According to a HealthDay News article, higher quality nursing homes get sued almost as often as low-quality nursing homes. In a U.S. study lead by David Studdert, a law professor at the University of Melbourne in Australia, the findings indicate that litigation, or the threat of litigation, does not lead to improvements in patient care nor does it appear that better nursing homes are rewarded for superior care in terms of fewer lawsuits.
According to Studdert, "It's not clear that by improving your quality dramatically you will lessen your risk of being sued." This poses a problem because the main purposes of malpractice lawsuits are to compensate victims of malpractice but also to encourage high quality care. Therefore, top scoring nursing homes should have less concerns over malpractice lawsuits, however the research from the study did not support this hypothesis.
The results of this study are published in the March 31 issue of the New England Journal of Medicine. The research was compiled from five large U.S. nursing home chains that provided the researchers with information on lawsuits brought against them between 1998 and 2006. Researchers looked at the alleged reason for the suit and did not take the the outcome of the case into account.
During those eight years, plaintiffs filed 4,716 claims against 1,465 nursing homes. On average, each nursing home was sued once every two years. The most common claims were fall-related injuries (27%) and pressure ulcers or bedsores (16%). The other claims were for dehydration, malnutrition and excessive weight loss, physical or verbal abuse and medication errors. Of these claims, 61% resulted in a payment, which averaged nearly $200,000 dollars.

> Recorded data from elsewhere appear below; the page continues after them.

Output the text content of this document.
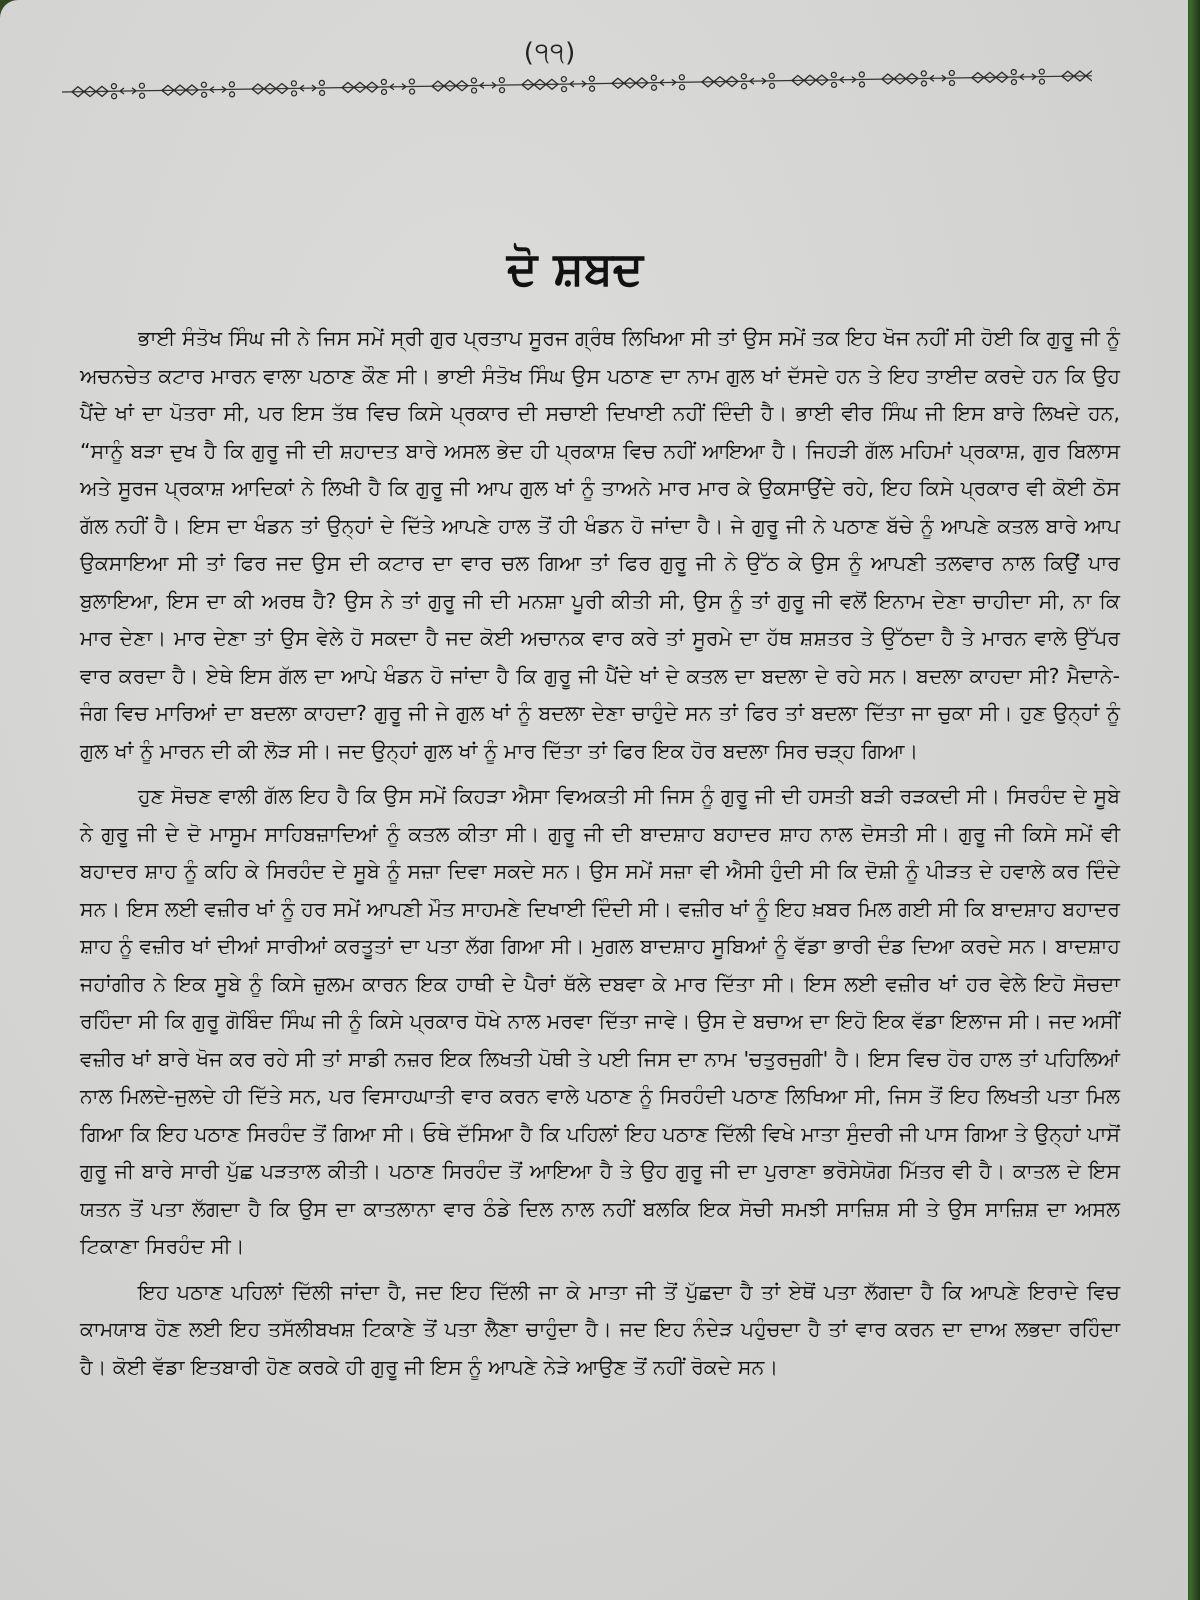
(੧੧)
ਦੋ ਸ਼ਬਦ

ਭਾਈ ਸੰਤੋਖ ਸਿੰਘ ਜੀ ਨੇ ਜਿਸ ਸਮੇਂ ਸ੍ਰੀ ਗੁਰ ਪ੍ਰਤਾਪ ਸੂਰਜ ਗ੍ਰੰਥ ਲਿਖਿਆ ਸੀ ਤਾਂ ਉਸ ਸਮੇਂ ਤਕ ਇਹ ਖੋਜ ਨਹੀਂ ਸੀ ਹੋਈ ਕਿ ਗੁਰੂ ਜੀ ਨੂੰ ਅਚਨਚੇਤ ਕਟਾਰ ਮਾਰਨ ਵਾਲਾ ਪਠਾਣ ਕੌਣ ਸੀ। ਭਾਈ ਸੰਤੋਖ ਸਿੰਘ ਉਸ ਪਠਾਣ ਦਾ ਨਾਮ ਗੁਲ ਖਾਂ ਦੱਸਦੇ ਹਨ ਤੇ ਇਹ ਤਾਈਦ ਕਰਦੇ ਹਨ ਕਿ ਉਹ ਪੈਂਦੇ ਖਾਂ ਦਾ ਪੋਤਰਾ ਸੀ, ਪਰ ਇਸ ਤੱਥ ਵਿਚ ਕਿਸੇ ਪ੍ਰਕਾਰ ਦੀ ਸਚਾਈ ਦਿਖਾਈ ਨਹੀਂ ਦਿੰਦੀ ਹੈ। ਭਾਈ ਵੀਰ ਸਿੰਘ ਜੀ ਇਸ ਬਾਰੇ ਲਿਖਦੇ ਹਨ, “ਸਾਨੂੰ ਬੜਾ ਦੁਖ ਹੈ ਕਿ ਗੁਰੂ ਜੀ ਦੀ ਸ਼ਹਾਦਤ ਬਾਰੇ ਅਸਲ ਭੇਦ ਹੀ ਪ੍ਰਕਾਸ਼ ਵਿਚ ਨਹੀਂ ਆਇਆ ਹੈ। ਜਿਹੜੀ ਗੱਲ ਮਹਿਮਾਂ ਪ੍ਰਕਾਸ਼, ਗੁਰ ਬਿਲਾਸ ਅਤੇ ਸੂਰਜ ਪ੍ਰਕਾਸ਼ ਆਦਿਕਾਂ ਨੇ ਲਿਖੀ ਹੈ ਕਿ ਗੁਰੂ ਜੀ ਆਪ ਗੁਲ ਖਾਂ ਨੂੰ ਤਾਅਨੇ ਮਾਰ ਮਾਰ ਕੇ ਉਕਸਾਉਂਦੇ ਰਹੇ, ਇਹ ਕਿਸੇ ਪ੍ਰਕਾਰ ਵੀ ਕੋਈ ਠੋਸ ਗੱਲ ਨਹੀਂ ਹੈ। ਇਸ ਦਾ ਖੰਡਨ ਤਾਂ ਉਨ੍ਹਾਂ ਦੇ ਦਿੱਤੇ ਆਪਣੇ ਹਾਲ ਤੋਂ ਹੀ ਖੰਡਨ ਹੋ ਜਾਂਦਾ ਹੈ। ਜੇ ਗੁਰੂ ਜੀ ਨੇ ਪਠਾਣ ਬੱਚੇ ਨੂੰ ਆਪਣੇ ਕਤਲ ਬਾਰੇ ਆਪ ਉਕਸਾਇਆ ਸੀ ਤਾਂ ਫਿਰ ਜਦ ਉਸ ਦੀ ਕਟਾਰ ਦਾ ਵਾਰ ਚਲ ਗਿਆ ਤਾਂ ਫਿਰ ਗੁਰੂ ਜੀ ਨੇ ਉੱਠ ਕੇ ਉਸ ਨੂੰ ਆਪਣੀ ਤਲਵਾਰ ਨਾਲ ਕਿਉਂ ਪਾਰ ਬੁਲਾਇਆ, ਇਸ ਦਾ ਕੀ ਅਰਥ ਹੈ? ਉਸ ਨੇ ਤਾਂ ਗੁਰੂ ਜੀ ਦੀ ਮਨਸ਼ਾ ਪੂਰੀ ਕੀਤੀ ਸੀ, ਉਸ ਨੂੰ ਤਾਂ ਗੁਰੂ ਜੀ ਵਲੋਂ ਇਨਾਮ ਦੇਣਾ ਚਾਹੀਦਾ ਸੀ, ਨਾ ਕਿ ਮਾਰ ਦੇਣਾ। ਮਾਰ ਦੇਣਾ ਤਾਂ ਉਸ ਵੇਲੇ ਹੋ ਸਕਦਾ ਹੈ ਜਦ ਕੋਈ ਅਚਾਨਕ ਵਾਰ ਕਰੇ ਤਾਂ ਸੂਰਮੇ ਦਾ ਹੱਥ ਸ਼ਸ਼ਤਰ ਤੇ ਉੱਠਦਾ ਹੈ ਤੇ ਮਾਰਨ ਵਾਲੇ ਉੱਪਰ ਵਾਰ ਕਰਦਾ ਹੈ। ਏਥੇ ਇਸ ਗੱਲ ਦਾ ਆਪੇ ਖੰਡਨ ਹੋ ਜਾਂਦਾ ਹੈ ਕਿ ਗੁਰੂ ਜੀ ਪੈਂਦੇ ਖਾਂ ਦੇ ਕਤਲ ਦਾ ਬਦਲਾ ਦੇ ਰਹੇ ਸਨ। ਬਦਲਾ ਕਾਹਦਾ ਸੀ? ਮੈਦਾਨੇ-ਜੰਗ ਵਿਚ ਮਾਰਿਆਂ ਦਾ ਬਦਲਾ ਕਾਹਦਾ? ਗੁਰੂ ਜੀ ਜੇ ਗੁਲ ਖਾਂ ਨੂੰ ਬਦਲਾ ਦੇਣਾ ਚਾਹੁੰਦੇ ਸਨ ਤਾਂ ਫਿਰ ਤਾਂ ਬਦਲਾ ਦਿੱਤਾ ਜਾ ਚੁਕਾ ਸੀ। ਹੁਣ ਉਨ੍ਹਾਂ ਨੂੰ ਗੁਲ ਖਾਂ ਨੂੰ ਮਾਰਨ ਦੀ ਕੀ ਲੋੜ ਸੀ। ਜਦ ਉਨ੍ਹਾਂ ਗੁਲ ਖਾਂ ਨੂੰ ਮਾਰ ਦਿੱਤਾ ਤਾਂ ਫਿਰ ਇਕ ਹੋਰ ਬਦਲਾ ਸਿਰ ਚੜ੍ਹ ਗਿਆ।

ਹੁਣ ਸੋਚਣ ਵਾਲੀ ਗੱਲ ਇਹ ਹੈ ਕਿ ਉਸ ਸਮੇਂ ਕਿਹੜਾ ਐਸਾ ਵਿਅਕਤੀ ਸੀ ਜਿਸ ਨੂੰ ਗੁਰੂ ਜੀ ਦੀ ਹਸਤੀ ਬੜੀ ਰੜਕਦੀ ਸੀ। ਸਿਰਹੰਦ ਦੇ ਸੂਬੇ ਨੇ ਗੁਰੂ ਜੀ ਦੇ ਦੋ ਮਾਸੂਮ ਸਾਹਿਬਜ਼ਾਦਿਆਂ ਨੂੰ ਕਤਲ ਕੀਤਾ ਸੀ। ਗੁਰੂ ਜੀ ਦੀ ਬਾਦਸ਼ਾਹ ਬਹਾਦਰ ਸ਼ਾਹ ਨਾਲ ਦੋਸਤੀ ਸੀ। ਗੁਰੂ ਜੀ ਕਿਸੇ ਸਮੇਂ ਵੀ ਬਹਾਦਰ ਸ਼ਾਹ ਨੂੰ ਕਹਿ ਕੇ ਸਿਰਹੰਦ ਦੇ ਸੂਬੇ ਨੂੰ ਸਜ਼ਾ ਦਿਵਾ ਸਕਦੇ ਸਨ। ਉਸ ਸਮੇਂ ਸਜ਼ਾ ਵੀ ਐਸੀ ਹੁੰਦੀ ਸੀ ਕਿ ਦੋਸ਼ੀ ਨੂੰ ਪੀੜਤ ਦੇ ਹਵਾਲੇ ਕਰ ਦਿੰਦੇ ਸਨ। ਇਸ ਲਈ ਵਜ਼ੀਰ ਖਾਂ ਨੂੰ ਹਰ ਸਮੇਂ ਆਪਣੀ ਮੌਤ ਸਾਹਮਣੇ ਦਿਖਾਈ ਦਿੰਦੀ ਸੀ। ਵਜ਼ੀਰ ਖਾਂ ਨੂੰ ਇਹ ਖ਼ਬਰ ਮਿਲ ਗਈ ਸੀ ਕਿ ਬਾਦਸ਼ਾਹ ਬਹਾਦਰ ਸ਼ਾਹ ਨੂੰ ਵਜ਼ੀਰ ਖਾਂ ਦੀਆਂ ਸਾਰੀਆਂ ਕਰਤੂਤਾਂ ਦਾ ਪਤਾ ਲੱਗ ਗਿਆ ਸੀ। ਮੁਗਲ ਬਾਦਸ਼ਾਹ ਸੂਬਿਆਂ ਨੂੰ ਵੱਡਾ ਭਾਰੀ ਦੰਡ ਦਿਆ ਕਰਦੇ ਸਨ। ਬਾਦਸ਼ਾਹ ਜਹਾਂਗੀਰ ਨੇ ਇਕ ਸੂਬੇ ਨੂੰ ਕਿਸੇ ਜ਼ੁਲਮ ਕਾਰਨ ਇਕ ਹਾਥੀ ਦੇ ਪੈਰਾਂ ਥੱਲੇ ਦਬਵਾ ਕੇ ਮਾਰ ਦਿੱਤਾ ਸੀ। ਇਸ ਲਈ ਵਜ਼ੀਰ ਖਾਂ ਹਰ ਵੇਲੇ ਇਹੋ ਸੋਚਦਾ ਰਹਿੰਦਾ ਸੀ ਕਿ ਗੁਰੂ ਗੋਬਿੰਦ ਸਿੰਘ ਜੀ ਨੂੰ ਕਿਸੇ ਪ੍ਰਕਾਰ ਧੋਖੇ ਨਾਲ ਮਰਵਾ ਦਿੱਤਾ ਜਾਵੇ। ਉਸ ਦੇ ਬਚਾਅ ਦਾ ਇਹੋ ਇਕ ਵੱਡਾ ਇਲਾਜ ਸੀ। ਜਦ ਅਸੀਂ ਵਜ਼ੀਰ ਖਾਂ ਬਾਰੇ ਖੋਜ ਕਰ ਰਹੇ ਸੀ ਤਾਂ ਸਾਡੀ ਨਜ਼ਰ ਇਕ ਲਿਖਤੀ ਪੋਥੀ ਤੇ ਪਈ ਜਿਸ ਦਾ ਨਾਮ 'ਚਤੁਰਜੁਗੀ' ਹੈ। ਇਸ ਵਿਚ ਹੋਰ ਹਾਲ ਤਾਂ ਪਹਿਲਿਆਂ ਨਾਲ ਮਿਲਦੇ-ਜੁਲਦੇ ਹੀ ਦਿੱਤੇ ਸਨ, ਪਰ ਵਿਸਾਹਘਾਤੀ ਵਾਰ ਕਰਨ ਵਾਲੇ ਪਠਾਣ ਨੂੰ ਸਿਰਹੰਦੀ ਪਠਾਣ ਲਿਖਿਆ ਸੀ, ਜਿਸ ਤੋਂ ਇਹ ਲਿਖਤੀ ਪਤਾ ਮਿਲ ਗਿਆ ਕਿ ਇਹ ਪਠਾਣ ਸਿਰਹੰਦ ਤੋਂ ਗਿਆ ਸੀ। ਓਥੇ ਦੱਸਿਆ ਹੈ ਕਿ ਪਹਿਲਾਂ ਇਹ ਪਠਾਣ ਦਿੱਲੀ ਵਿਖੇ ਮਾਤਾ ਸੁੰਦਰੀ ਜੀ ਪਾਸ ਗਿਆ ਤੇ ਉਨ੍ਹਾਂ ਪਾਸੋਂ ਗੁਰੂ ਜੀ ਬਾਰੇ ਸਾਰੀ ਪੁੱਛ ਪੜਤਾਲ ਕੀਤੀ। ਪਠਾਣ ਸਿਰਹੰਦ ਤੋਂ ਆਇਆ ਹੈ ਤੇ ਉਹ ਗੁਰੂ ਜੀ ਦਾ ਪੁਰਾਣਾ ਭਰੋਸੇਯੋਗ ਮਿੱਤਰ ਵੀ ਹੈ। ਕਾਤਲ ਦੇ ਇਸ ਯਤਨ ਤੋਂ ਪਤਾ ਲੱਗਦਾ ਹੈ ਕਿ ਉਸ ਦਾ ਕਾਤਲਾਨਾ ਵਾਰ ਠੰਡੇ ਦਿਲ ਨਾਲ ਨਹੀਂ ਬਲਕਿ ਇਕ ਸੋਚੀ ਸਮਝੀ ਸਾਜ਼ਿਸ਼ ਸੀ ਤੇ ਉਸ ਸਾਜ਼ਿਸ਼ ਦਾ ਅਸਲ ਟਿਕਾਣਾ ਸਿਰਹੰਦ ਸੀ।

ਇਹ ਪਠਾਣ ਪਹਿਲਾਂ ਦਿੱਲੀ ਜਾਂਦਾ ਹੈ, ਜਦ ਇਹ ਦਿੱਲੀ ਜਾ ਕੇ ਮਾਤਾ ਜੀ ਤੋਂ ਪੁੱਛਦਾ ਹੈ ਤਾਂ ਏਥੋਂ ਪਤਾ ਲੱਗਦਾ ਹੈ ਕਿ ਆਪਣੇ ਇਰਾਦੇ ਵਿਚ ਕਾਮਯਾਬ ਹੋਣ ਲਈ ਇਹ ਤਸੱਲੀਬਖਸ਼ ਟਿਕਾਣੇ ਤੋਂ ਪਤਾ ਲੈਣਾ ਚਾਹੁੰਦਾ ਹੈ। ਜਦ ਇਹ ਨੰਦੇੜ ਪਹੁੰਚਦਾ ਹੈ ਤਾਂ ਵਾਰ ਕਰਨ ਦਾ ਦਾਅ ਲਭਦਾ ਰਹਿੰਦਾ ਹੈ। ਕੋਈ ਵੱਡਾ ਇਤਬਾਰੀ ਹੋਣ ਕਰਕੇ ਹੀ ਗੁਰੂ ਜੀ ਇਸ ਨੂੰ ਆਪਣੇ ਨੇੜੇ ਆਉਣ ਤੋਂ ਨਹੀਂ ਰੋਕਦੇ ਸਨ।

According to the study, the nursing homes that did the best on quality measures were only a little less likely to be sued. Nursing homes with the best records had a 40% risk of being sued, while the worst nursing homes had a 47% chance of being sued. The study concluded that lawsuits have little effect on quality of care, and the authors suggest that other long-term efforts, such as public reporting of nursing home conditions and performance-based reimbursement schedules, may be needed to encourage improvements.
According to Chicago medical malpractice lawyer Jason M. Kroot, the primary purpose of any nursing home or malpractice suit is not to improve patient care but to compensate the victim for the damages they sustained from the defendant' negligence.¬† However, an effectively prosecuted nursing home or malpractice can reveal a fundamental flaw in patient care that can have the secondary benefit of improving patient care.